As was the case ten years ago on the same stage for the premiere of Glass’s Sixth Symphony, Davies proved himself a passionate advocate of his friend’s music, conducting with an eye on the larger narrative threads while maintaining admirable clarity in the complex passages. The ACO, long acquainted with Glass’s music, seemed to remain undaunted by its rhythmic intricacies. Instead, players often stumbled over exposed notes with intonation problems in the violins and an inexcusable amount of split notes in the brass.

Glass decided to pair Tuesday’s premiere with Arvo Pärt’s Lamentate, a work for piano and symphony orchestra released on record in 2005 but here given its first New York performance. In the program notes, Davies writes of the “distant, yet recognizable symbiosis” between the two composers. What would a conversation between the American Buddhist and the Estonian mystic sound like?

In the event, spirituality of either denomination was in short supply. Lamentate, with its unusually assertive protagonist in the form of the solo piano, played by the flamboyant Maki Namekawa, sounded conventionally cinematic, next to Glass’s more richly expressive and brashly saturated scoring.

Dodgy brass playing also marred Lamentate, which begins with a halting conversation between timpani, trumpet and piano before erupting in massive tutti explosions.  Much of Pärt’s music is a study in the contrast between high and low, the ethereal and the earthy. Lamentate is no exception. But while the gentle passages are undeniably lovely, the forceful ones often smack of bombast and there is too little to tie them together. Namekawa played her part with sensitivity and passion, making her opening chords ring like bells and bringing a touching naivete to a later music-boxy passage. There were arresting moments – an oriental motif in the oboe, an elegiac series of scooping octaves in the cello — but whereas Pärt’s greatest works inhabit a sense of otherworldliness, here the craft was too often in plain view.

In that sense, it was perhaps a fitting counterpart to Glass’s Symphony No. 9. Both composers are capable of writing exquisitely contemplative, inward-looking music. Glass’s Ninth, with its multiple ethnic and historical references, shows the 75-year-old composer’s unbroken curiosity about the contemporary outside world — and the past.

4 Responses to “Glass the minimalist turns symphonic maximalist in his Ninth”

  1. Posted Feb 01, 2012 at 11:19 pm by Hence

    A gorgeous piece of music, one I’m sure will unravel further over time.

  2. Posted Feb 06, 2012 at 12:06 am by Sam Merciers

    Do you really think that Glass’s newest symphony “…shows the 75-year-old composer’s unbroken curiosity about the contemporary outside world…”? I found it far too long and far too boring. Glass barely looks outside his existing catalog for material. Also, I seem to have missed the “…rhythmic intricacies…” mentioned in the article. What I heard was Glass over and again gives us unrelated series of events with little rhythmic variation.
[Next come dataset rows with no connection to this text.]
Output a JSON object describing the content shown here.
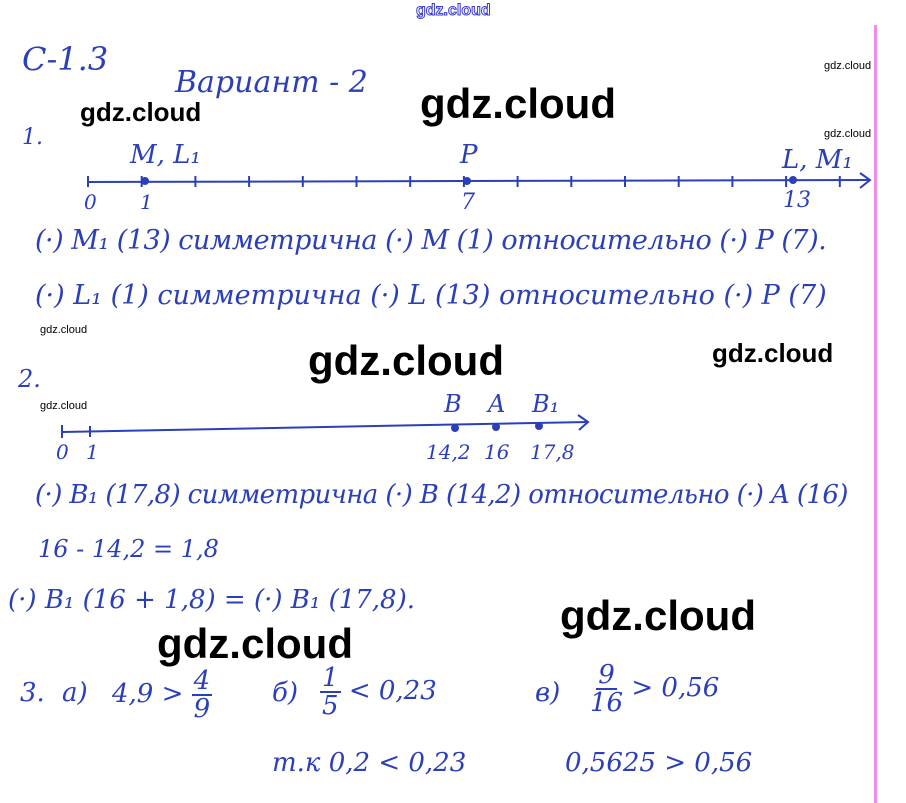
{
  "watermarks": {
    "top": "gdz.cloud",
    "items": [
      "gdz.cloud",
      "gdz.cloud",
      "gdz.cloud",
      "gdz.cloud",
      "gdz.cloud",
      "gdz.cloud",
      "gdz.cloud",
      "gdz.cloud",
      "gdz.cloud",
      "gdz.cloud"
    ]
  },
  "header": {
    "section": "С-1.3",
    "variant": "Вариант - 2"
  },
  "task1": {
    "number": "1.",
    "labels": {
      "left_point": "M, L₁",
      "middle_point": "P",
      "right_point": "L, M₁"
    },
    "ticks": {
      "zero": "0",
      "one": "1",
      "seven": "7",
      "thirteen": "13"
    },
    "line1": "(·) M₁ (13) симметрична (·) M (1) относительно (·) P (7).",
    "line2": "(·) L₁ (1) симметрична (·) L (13) относительно (·) P (7)"
  },
  "task2": {
    "number": "2.",
    "labels": {
      "b": "B",
      "a": "A",
      "b1": "B₁"
    },
    "ticks": {
      "zero": "0",
      "one": "1",
      "b": "14,2",
      "a": "16",
      "b1": "17,8"
    },
    "line1": "(·) B₁ (17,8) симметрична (·) B (14,2) относительно (·) A (16)",
    "line2": "16 - 14,2 = 1,8",
    "line3": "(·) B₁ (16 + 1,8) = (·) B₁ (17,8)."
  },
  "task3": {
    "number": "3.",
    "a_label": "а)",
    "a_left": "4,9 >",
    "a_num": "4",
    "a_den": "9",
    "b_label": "б)",
    "b_num": "1",
    "b_den": "5",
    "b_right": "< 0,23",
    "c_label": "в)",
    "c_num": "9",
    "c_den": "16",
    "c_right": "> 0,56",
    "b_reason": "т.к 0,2 < 0,23",
    "c_reason": "0,5625 > 0,56"
  },
  "colors": {
    "ink": "#2b3fb8",
    "margin": "#f08ce6",
    "watermark": "#000000"
  }
}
Rather than transition from one section to the next, the music simply stops doing one thing and begins doing another. Not that complex transitions are a requirement, but considering he downbeat heavy (and not at all intricate) rhythmic approach and the relentlessness of the overall work, turning a few corners in a clever way would have helped his cause a great deal.
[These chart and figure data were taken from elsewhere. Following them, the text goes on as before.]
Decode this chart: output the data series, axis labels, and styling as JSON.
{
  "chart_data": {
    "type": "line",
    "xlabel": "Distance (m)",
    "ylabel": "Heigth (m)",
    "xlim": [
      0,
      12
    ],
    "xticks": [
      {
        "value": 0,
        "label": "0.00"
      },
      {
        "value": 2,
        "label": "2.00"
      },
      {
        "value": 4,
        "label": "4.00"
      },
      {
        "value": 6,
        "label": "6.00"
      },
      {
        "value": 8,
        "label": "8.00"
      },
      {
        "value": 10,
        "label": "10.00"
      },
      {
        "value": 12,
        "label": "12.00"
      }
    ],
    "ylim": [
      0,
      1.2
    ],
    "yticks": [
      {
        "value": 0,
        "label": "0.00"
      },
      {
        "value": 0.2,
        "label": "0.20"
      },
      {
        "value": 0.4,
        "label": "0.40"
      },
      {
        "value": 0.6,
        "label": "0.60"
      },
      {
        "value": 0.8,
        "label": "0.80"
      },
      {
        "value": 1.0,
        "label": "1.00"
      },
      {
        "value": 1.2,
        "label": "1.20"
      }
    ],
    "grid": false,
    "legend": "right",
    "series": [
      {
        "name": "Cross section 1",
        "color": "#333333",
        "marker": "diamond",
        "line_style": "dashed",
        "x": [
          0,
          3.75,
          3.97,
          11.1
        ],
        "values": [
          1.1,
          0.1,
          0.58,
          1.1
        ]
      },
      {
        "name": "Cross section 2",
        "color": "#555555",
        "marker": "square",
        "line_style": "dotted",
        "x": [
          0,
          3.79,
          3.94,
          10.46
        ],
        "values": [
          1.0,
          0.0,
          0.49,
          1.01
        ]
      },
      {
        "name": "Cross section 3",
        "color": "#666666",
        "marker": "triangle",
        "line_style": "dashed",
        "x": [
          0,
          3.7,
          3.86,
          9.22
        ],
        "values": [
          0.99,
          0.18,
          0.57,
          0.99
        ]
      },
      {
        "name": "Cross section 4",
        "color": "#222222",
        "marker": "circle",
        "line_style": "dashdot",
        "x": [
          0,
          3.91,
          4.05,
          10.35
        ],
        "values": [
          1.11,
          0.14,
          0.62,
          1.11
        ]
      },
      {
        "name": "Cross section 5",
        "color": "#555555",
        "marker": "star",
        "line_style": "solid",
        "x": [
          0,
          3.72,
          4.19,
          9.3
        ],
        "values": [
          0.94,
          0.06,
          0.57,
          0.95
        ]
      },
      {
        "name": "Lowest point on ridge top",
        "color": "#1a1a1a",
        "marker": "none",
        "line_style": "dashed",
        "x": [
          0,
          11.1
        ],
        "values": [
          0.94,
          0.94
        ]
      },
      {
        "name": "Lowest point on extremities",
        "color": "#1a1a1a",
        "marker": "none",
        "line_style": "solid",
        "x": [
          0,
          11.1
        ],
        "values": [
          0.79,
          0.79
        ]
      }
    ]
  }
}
    This piece is going to be popular however, because it’s easy to ignore and doesn’t challenge listeners. It sounds to me like Glass didn’t challenge himself much either.
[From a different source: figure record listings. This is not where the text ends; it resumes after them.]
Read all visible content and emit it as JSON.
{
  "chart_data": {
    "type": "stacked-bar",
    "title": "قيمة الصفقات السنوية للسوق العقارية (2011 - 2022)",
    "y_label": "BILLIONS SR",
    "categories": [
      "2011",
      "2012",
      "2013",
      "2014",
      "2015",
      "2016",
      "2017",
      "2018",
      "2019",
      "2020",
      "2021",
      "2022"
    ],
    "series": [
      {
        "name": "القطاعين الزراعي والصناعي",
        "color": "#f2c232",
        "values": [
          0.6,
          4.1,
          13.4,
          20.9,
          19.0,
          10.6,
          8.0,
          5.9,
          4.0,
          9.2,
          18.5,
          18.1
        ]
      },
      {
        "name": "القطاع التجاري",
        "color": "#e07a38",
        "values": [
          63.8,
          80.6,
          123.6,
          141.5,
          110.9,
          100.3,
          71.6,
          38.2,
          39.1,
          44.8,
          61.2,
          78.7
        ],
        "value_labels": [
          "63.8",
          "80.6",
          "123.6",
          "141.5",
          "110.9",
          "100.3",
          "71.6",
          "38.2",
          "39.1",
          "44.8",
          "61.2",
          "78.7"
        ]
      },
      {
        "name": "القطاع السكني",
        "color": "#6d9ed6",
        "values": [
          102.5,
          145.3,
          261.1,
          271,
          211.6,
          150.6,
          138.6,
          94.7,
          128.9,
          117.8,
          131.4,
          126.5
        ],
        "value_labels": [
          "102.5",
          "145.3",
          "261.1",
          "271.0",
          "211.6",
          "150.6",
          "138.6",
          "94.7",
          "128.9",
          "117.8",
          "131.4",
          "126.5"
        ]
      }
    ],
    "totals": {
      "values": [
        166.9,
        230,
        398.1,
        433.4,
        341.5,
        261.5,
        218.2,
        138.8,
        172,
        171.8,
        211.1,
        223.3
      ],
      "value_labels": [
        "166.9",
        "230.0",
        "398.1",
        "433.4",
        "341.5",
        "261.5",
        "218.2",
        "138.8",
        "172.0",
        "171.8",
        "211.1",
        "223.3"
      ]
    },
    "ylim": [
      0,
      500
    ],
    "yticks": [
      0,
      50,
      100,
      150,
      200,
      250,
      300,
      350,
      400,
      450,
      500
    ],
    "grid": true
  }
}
  3. Posted Feb 06, 2012 at 3:51 pm by Chris Carss

    I wonder if the article meant to say “contrabass trombone”? The regular bass trombone has been a standard part of the orchestra since the early 19th century. From all the low pitch growling I could hear in the performance on the radio today, I would say the contrabass members of the clarinet, bassoon, and trombone families are all there in this amazing new piece of music!

  4. Posted Feb 09, 2012 at 8:28 pm by Anthony Bannister

    Pieces that are easy to ignore generally become popular, yeah, that’s the way it works, sure.